Eu não tinha estas mãos sem força,
tão paradas e frias e mortas;
eu não tinha este coração
que nem se mostra.
Eu não dei por esta mudança,
tão simples, tão certa, tão fácil:
- Em que espelho ficou perdida
a minha face?
Retrato, Cecília Meireles, 1937
Walking Wounded, Everyrhing But The Girl, 1996
Entre o imenso deserto/tanto lixo em redor, entre o que
Minimamente vale, entre o vapor e betão actuais quais
Os exactos sinais “mais” que revelam os elementos “disso”

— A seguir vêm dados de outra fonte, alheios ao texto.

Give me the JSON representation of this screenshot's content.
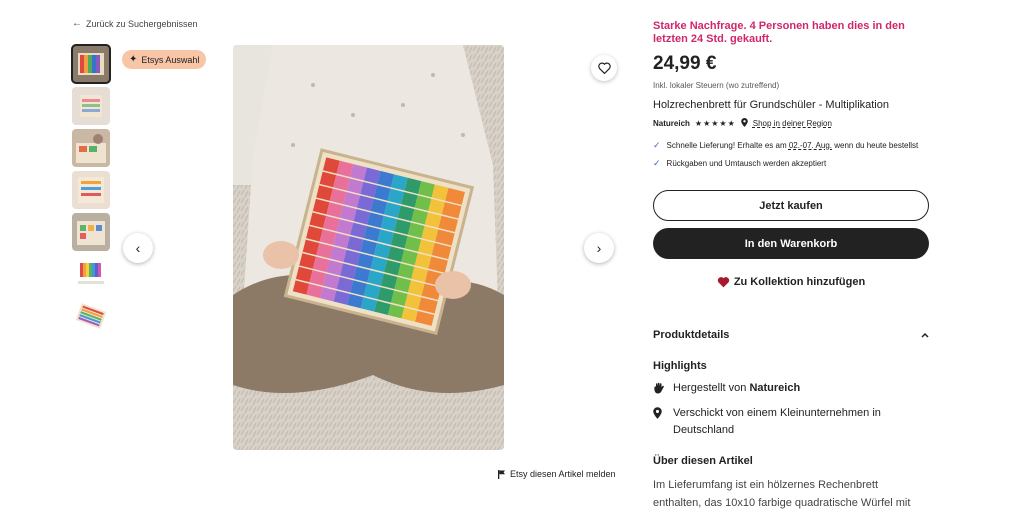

Eu/nós?; eu=silêncio/tu=voz?; individuo vs. sociedade, etc.
Esta ou tantas famílias - a minha, p.ex., que nunca funcionou
E talvez nunca vá funcionar, “Isso tudo” e algo mais “natural”
Mas, quantos somos/seremos os que, por defeito
Ainda funcionamos em colectivo? - Eu não, é óbvio!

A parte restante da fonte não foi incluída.